Don is working out a business arrangement to have his electronics built by an American audio firm so they will soon be more widely available to the public.  Don will be attending the Seattle Audio Show in June in the Spatial Audio room where the speakers will be driven by his 300b monos and his preamp, with digital conversion with the outstanding Lampizator Pacific tube DAC.  I will be there to hear what I expect to be an outstanding sonic presentation.  

To allay any questions about the cost of Don's 300b mono, I do not have an answer. 




Yeah, no way of knowing what Seattle will sound like. Might be stunning, might be not-great, no way of telling in advance. Shows are unpredictable.

Hi @carlsbad2, thanks so much for coming to see us at the show! The amp was only pegged like that so that we could then easily control the volume from software - but you were hearing it at a fraction of full output, less than half. It just helps so much with running the room smoothly. Cheers, come see us in Seattle in a week or so! We’ll be paired with a Whammerdyne statement 2A3 amp, it should be pretty special...




Oh yea of little faith...  Very few speakers play nearly as well as the Spatials in less-than-perfect rooms and your front end will be tremendous so great sound is a foregone conclusion.  Your room is gonna sound sensational and I am going to be there to hear it.  Lucky me.  

Hi @charles1dad

I couldn’t agree with your comments (below) more. In theory, reproducing music at concert levels sounds like a good idea.
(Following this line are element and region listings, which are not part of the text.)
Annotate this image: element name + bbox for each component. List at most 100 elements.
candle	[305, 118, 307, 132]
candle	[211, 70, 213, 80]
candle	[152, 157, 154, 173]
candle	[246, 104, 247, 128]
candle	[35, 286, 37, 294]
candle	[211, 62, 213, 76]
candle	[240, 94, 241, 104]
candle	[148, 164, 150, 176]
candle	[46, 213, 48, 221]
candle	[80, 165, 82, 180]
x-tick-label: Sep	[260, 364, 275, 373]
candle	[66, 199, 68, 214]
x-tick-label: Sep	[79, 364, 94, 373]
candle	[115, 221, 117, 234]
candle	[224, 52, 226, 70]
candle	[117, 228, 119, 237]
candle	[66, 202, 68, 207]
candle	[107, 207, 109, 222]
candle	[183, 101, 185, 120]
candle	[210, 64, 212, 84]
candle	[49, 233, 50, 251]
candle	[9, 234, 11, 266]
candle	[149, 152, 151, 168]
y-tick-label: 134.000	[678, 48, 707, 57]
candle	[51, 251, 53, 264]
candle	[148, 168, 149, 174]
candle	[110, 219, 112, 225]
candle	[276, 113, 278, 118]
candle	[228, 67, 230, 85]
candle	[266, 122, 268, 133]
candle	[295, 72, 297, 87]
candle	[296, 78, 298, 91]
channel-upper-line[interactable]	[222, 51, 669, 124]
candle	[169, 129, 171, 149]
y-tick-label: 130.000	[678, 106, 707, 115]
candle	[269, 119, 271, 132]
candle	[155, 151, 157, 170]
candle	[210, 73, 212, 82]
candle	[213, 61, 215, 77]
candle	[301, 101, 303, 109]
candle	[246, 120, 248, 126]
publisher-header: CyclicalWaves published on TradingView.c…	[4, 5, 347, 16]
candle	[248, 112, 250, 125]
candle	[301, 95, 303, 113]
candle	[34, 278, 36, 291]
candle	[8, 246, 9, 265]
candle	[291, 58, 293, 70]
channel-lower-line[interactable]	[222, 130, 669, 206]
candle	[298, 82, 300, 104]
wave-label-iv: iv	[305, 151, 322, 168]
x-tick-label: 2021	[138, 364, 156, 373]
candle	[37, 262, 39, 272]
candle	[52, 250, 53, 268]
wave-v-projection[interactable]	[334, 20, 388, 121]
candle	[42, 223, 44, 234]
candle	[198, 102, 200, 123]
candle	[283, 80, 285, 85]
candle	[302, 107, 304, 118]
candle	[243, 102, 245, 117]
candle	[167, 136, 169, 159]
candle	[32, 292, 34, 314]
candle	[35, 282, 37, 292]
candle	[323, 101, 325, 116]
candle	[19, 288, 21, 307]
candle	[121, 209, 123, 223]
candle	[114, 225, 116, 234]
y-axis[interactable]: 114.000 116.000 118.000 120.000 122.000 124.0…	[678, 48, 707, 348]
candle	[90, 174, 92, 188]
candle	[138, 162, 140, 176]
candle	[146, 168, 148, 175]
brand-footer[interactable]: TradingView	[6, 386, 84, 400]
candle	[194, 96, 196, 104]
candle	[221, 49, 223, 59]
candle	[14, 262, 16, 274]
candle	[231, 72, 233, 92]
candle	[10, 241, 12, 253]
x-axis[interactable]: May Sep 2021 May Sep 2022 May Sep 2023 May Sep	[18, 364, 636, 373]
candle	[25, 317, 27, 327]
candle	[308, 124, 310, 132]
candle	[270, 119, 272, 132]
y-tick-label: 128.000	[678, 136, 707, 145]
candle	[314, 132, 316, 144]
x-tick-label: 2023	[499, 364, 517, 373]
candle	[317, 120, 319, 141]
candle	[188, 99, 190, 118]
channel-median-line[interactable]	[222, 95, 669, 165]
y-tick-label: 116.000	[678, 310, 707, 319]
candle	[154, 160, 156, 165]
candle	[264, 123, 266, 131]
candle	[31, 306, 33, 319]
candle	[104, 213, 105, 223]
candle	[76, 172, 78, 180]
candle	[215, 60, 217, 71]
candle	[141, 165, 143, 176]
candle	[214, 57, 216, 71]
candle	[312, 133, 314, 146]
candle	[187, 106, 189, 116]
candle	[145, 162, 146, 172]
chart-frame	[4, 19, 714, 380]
In practice however, I think that for anything other than a string quartet or solo guitarist, live concert levels would violate OHSA regulations.

My wife was trained for the Broadway stage, and when she belts it out in our listening room, it's LOUD.  She still has a wonderful voice but it can be a bit too much in a small space.  Back in the day, you were trained to reach the back of the auditorium without the benefit of a microphone ;-)

I’m all for rock and roll but I also like my hearing, and loud demos are more frequently than not a sign of an unimpressive system.

One little secret of better systems (especially horn or electrostat based ones) is that the resolution level is such that lower level listening can be quite satisfying.

People conflate horns (for example) with playing loud, and they surely do that, and with low distortion. The real benefitis that they’re superb for late night listening.

... Thom @ Galibier

Good observation. Over the years I have attended my fair share of high end audio shows. For the most part I have enjoyed these experiences quite a bit. I do get annoyed with the high volume level demonstrations. Personally I do not fine these displays impressive. Even with the very high powered amplifiers driving difficult to drive speakers.

Good quality music sounds better on a good system played at what I consider reasonable listening levels. I do not understand the attraction of the “crank it up” approach.


I completely understand the example of your wife’s vocal power/control. At one time I played and studied the trumpet. As with any instrument you have much control over the volume you wish to provide. If I wanted to I could blow people out of a decent size room with just that single trumpet. The thing is that horn sounded just beautiful played at moderate and lower levels.

As you mentioned, audio system resolution seems to be the key factor. As this aspect of my system improved over the years I discovered I could immensely enjoy music at lower SPL levels. I’d say a very good parameter for a system is how satisfying is it to listen to at low and moderate volume?

No question however, to each their own choices. I know that some like to listen regularly at SPL of 90db and above. Their ears and enjoyment be served. It just isn’t for me.